In our case, like most of the other cases reported in the literature, we could not document an infection. There was no history of prior surgery at the affected sites, trauma or immune disturbance. The different localisations and multiplicity of the lesions with simultaneous occurrence in our case implicate a systemic cause for the disease.

The most common therapy for central nervous system PCG is complete excision, although subtotal removal may be all that can be achieved because of the difficult location of a mass, or its infiltrative behaviour.2,3,6 In such cases, steroid and/or radiation therapy may be used.7 All patients with the diagnosis of PCG require lifelong follow-up. In one case the lesion recurred following subtotal surgical excision. Steroid administration along with radiation therapy was employed with incomplete regression but apparent cessation of further tumour growth.9 In another case, PCG of the spinal meninges recurred in another location of the spinal meninges 5 years after the first operation.3 The general prognosis is good except in these two cases.
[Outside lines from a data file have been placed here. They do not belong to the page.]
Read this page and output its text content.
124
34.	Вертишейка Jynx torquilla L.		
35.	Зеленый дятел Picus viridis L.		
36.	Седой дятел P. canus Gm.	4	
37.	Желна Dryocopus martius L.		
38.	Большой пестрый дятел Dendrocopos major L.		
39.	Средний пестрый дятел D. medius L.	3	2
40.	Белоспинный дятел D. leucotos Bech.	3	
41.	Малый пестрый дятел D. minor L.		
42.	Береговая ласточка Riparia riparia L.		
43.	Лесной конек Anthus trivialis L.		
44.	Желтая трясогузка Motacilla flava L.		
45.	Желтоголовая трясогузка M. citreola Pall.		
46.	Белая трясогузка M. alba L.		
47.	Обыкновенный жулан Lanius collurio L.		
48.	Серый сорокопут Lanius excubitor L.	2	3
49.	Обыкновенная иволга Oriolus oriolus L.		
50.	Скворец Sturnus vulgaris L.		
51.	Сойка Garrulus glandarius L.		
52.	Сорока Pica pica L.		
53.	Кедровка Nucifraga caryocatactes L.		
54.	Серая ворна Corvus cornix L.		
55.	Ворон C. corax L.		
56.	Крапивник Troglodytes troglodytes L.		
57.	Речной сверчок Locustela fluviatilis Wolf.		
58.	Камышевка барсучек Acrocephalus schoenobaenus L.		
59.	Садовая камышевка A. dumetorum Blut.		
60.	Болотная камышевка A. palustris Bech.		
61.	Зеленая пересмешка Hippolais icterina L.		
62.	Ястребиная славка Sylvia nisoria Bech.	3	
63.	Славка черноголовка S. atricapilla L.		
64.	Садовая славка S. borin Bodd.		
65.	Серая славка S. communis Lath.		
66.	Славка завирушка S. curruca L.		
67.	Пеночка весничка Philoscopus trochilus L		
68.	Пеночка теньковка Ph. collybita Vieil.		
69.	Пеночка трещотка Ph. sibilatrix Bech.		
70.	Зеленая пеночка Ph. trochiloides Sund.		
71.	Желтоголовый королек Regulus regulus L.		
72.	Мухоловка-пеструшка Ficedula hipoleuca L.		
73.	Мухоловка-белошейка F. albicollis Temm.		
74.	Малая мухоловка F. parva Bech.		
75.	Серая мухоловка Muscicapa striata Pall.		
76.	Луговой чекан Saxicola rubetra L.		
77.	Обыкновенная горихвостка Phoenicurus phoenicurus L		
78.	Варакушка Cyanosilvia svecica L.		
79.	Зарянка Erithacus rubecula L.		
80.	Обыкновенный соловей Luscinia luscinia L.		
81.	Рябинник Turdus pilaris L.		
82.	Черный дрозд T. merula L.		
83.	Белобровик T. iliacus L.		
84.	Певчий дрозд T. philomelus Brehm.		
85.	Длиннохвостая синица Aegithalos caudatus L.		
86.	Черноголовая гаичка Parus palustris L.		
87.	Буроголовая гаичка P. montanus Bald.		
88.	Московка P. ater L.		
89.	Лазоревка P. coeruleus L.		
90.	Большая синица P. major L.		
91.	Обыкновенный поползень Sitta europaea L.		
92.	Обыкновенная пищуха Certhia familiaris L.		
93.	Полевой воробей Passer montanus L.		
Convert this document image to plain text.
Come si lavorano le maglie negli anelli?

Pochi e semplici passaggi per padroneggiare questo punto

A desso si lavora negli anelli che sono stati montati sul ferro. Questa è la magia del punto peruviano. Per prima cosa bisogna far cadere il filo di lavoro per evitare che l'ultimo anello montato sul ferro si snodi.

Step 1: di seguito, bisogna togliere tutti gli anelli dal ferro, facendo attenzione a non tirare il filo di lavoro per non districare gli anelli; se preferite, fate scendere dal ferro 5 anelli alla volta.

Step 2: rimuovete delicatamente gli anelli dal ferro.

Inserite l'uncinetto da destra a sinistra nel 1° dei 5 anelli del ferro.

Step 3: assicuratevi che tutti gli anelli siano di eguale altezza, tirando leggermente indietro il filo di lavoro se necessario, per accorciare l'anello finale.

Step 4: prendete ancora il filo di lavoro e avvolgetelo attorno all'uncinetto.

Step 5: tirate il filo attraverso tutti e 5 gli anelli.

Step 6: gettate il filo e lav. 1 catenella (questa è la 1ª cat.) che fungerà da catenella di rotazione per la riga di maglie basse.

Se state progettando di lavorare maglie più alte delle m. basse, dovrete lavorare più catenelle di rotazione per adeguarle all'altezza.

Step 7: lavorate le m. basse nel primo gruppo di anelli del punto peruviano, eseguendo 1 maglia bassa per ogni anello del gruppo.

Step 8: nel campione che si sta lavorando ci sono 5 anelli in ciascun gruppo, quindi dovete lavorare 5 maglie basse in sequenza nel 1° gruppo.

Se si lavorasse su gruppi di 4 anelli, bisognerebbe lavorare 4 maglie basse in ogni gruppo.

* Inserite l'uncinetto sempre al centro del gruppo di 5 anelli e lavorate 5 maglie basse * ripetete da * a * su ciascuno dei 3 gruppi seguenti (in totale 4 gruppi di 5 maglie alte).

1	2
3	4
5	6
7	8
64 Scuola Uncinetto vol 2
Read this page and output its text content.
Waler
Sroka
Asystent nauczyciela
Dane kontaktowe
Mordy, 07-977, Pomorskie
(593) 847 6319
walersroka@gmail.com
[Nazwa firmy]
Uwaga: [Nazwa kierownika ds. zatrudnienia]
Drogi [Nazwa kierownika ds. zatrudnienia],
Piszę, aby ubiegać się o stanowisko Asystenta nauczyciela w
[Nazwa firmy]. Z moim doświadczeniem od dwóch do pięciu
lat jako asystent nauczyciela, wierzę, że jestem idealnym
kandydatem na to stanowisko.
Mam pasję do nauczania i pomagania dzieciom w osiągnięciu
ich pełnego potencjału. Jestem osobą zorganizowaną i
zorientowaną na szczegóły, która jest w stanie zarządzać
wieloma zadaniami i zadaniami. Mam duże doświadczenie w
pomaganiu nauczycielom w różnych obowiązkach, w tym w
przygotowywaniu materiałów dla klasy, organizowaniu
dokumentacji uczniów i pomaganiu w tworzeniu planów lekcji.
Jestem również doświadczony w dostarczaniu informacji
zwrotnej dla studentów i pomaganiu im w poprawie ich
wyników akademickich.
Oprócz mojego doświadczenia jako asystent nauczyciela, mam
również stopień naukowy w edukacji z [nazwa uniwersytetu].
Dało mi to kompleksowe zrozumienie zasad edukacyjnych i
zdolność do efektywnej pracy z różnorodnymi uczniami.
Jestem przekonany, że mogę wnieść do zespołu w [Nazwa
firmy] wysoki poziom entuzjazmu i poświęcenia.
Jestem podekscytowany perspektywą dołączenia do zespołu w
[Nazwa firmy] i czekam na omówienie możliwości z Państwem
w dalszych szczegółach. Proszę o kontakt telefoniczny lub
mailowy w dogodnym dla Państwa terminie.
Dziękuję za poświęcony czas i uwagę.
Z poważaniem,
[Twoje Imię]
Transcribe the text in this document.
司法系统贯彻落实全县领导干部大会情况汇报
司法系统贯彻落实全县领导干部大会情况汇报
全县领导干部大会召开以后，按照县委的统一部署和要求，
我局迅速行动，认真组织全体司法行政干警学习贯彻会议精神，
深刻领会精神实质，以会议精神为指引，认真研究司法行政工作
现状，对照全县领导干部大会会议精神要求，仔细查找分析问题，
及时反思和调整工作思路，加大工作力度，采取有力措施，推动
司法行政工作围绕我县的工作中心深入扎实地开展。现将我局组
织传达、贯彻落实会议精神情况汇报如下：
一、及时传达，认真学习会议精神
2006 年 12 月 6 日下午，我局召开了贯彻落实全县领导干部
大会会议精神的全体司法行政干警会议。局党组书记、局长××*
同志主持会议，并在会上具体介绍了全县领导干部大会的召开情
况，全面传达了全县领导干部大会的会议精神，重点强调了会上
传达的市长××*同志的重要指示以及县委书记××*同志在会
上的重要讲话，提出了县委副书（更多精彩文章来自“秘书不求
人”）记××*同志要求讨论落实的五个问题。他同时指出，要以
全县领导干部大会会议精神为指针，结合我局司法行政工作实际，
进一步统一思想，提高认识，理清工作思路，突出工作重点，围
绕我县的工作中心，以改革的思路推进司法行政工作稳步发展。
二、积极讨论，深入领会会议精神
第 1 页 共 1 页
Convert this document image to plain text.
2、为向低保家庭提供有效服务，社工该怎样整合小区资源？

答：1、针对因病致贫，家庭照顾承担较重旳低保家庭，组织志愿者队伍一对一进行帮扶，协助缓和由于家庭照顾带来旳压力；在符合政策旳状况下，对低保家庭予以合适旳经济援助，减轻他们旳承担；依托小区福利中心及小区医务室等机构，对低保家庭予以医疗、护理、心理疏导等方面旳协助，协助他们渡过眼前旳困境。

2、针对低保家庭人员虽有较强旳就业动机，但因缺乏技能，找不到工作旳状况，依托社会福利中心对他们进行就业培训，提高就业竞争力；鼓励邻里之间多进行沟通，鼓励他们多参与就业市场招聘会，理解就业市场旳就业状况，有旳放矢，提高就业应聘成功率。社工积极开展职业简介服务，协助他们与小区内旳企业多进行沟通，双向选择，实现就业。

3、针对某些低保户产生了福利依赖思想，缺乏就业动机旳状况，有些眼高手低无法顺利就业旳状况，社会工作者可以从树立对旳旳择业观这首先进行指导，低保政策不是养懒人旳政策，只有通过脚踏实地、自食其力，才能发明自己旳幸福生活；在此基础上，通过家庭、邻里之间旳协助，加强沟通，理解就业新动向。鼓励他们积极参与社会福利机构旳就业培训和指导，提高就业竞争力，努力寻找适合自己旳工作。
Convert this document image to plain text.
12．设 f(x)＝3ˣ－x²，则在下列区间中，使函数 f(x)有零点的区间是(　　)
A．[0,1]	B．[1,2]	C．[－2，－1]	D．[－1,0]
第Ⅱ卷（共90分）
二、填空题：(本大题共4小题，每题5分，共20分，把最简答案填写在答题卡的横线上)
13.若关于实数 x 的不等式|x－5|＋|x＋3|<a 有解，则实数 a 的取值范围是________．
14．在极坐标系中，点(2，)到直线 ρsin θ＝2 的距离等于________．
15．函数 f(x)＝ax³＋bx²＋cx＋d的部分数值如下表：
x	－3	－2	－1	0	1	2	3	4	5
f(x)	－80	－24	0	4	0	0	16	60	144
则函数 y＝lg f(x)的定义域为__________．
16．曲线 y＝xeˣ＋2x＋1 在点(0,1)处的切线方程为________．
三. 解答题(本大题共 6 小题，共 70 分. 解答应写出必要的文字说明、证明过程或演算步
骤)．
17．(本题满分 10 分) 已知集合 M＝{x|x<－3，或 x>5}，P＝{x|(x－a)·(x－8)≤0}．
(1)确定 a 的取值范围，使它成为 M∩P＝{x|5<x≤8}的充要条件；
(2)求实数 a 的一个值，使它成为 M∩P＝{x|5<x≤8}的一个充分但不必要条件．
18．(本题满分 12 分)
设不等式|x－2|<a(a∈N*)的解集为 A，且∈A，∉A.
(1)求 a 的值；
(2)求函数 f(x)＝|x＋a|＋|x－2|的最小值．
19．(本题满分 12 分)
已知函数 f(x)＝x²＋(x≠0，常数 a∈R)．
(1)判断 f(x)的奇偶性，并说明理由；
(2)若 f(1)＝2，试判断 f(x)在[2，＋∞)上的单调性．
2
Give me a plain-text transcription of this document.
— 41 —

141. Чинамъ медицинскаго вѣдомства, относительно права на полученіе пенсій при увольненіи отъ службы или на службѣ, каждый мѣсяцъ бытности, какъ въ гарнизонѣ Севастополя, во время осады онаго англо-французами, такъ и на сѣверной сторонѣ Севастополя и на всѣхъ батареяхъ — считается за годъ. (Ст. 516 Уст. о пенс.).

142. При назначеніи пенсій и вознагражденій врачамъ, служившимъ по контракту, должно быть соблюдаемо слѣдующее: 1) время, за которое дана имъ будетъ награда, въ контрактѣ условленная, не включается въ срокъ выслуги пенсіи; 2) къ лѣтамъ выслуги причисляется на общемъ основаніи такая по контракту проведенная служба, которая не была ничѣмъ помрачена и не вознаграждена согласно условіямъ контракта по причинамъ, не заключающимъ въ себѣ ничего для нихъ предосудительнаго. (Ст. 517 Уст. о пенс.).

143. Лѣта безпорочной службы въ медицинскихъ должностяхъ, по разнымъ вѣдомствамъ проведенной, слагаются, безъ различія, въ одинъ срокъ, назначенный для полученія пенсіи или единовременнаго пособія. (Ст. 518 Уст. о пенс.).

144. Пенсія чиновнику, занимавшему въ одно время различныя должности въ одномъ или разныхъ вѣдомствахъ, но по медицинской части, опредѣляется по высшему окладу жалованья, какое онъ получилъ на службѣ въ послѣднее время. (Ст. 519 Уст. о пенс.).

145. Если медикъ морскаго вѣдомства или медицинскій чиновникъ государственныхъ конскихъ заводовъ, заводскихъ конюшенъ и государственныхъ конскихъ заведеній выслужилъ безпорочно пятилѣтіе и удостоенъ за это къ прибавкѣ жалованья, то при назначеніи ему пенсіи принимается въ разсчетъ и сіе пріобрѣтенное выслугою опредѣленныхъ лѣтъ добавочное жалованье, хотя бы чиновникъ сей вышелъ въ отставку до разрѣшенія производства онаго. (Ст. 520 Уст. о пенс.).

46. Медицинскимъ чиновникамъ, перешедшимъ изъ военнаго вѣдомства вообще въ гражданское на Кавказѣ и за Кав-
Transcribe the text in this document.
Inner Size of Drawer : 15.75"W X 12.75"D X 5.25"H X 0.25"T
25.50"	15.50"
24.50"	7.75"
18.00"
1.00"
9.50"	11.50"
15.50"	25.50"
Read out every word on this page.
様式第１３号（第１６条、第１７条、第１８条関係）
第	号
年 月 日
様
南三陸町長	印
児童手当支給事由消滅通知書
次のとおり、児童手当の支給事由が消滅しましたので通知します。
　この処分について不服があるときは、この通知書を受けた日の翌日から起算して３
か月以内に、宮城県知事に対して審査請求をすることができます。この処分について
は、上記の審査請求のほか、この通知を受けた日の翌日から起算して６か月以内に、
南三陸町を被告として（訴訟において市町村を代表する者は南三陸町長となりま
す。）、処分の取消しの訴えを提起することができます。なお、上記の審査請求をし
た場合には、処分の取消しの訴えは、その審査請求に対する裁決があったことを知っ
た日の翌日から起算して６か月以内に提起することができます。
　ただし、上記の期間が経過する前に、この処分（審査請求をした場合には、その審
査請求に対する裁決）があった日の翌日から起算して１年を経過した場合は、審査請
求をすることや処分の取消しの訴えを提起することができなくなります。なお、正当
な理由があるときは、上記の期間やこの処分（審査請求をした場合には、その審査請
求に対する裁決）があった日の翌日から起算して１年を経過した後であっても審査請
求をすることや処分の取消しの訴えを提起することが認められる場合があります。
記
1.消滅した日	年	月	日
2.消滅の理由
No transformation to malignancy has been reported up to date.

Conclusion

IPT is a rare disease, but should be considered in the differential diagnosis of contrast enhancing lesions of the central nervous system. Our case of IPT of PCG type is of particular significance in that it is the first in which multiple intracranial lesions and intraparenchymal spinal cord involvement have been simultaneously documented.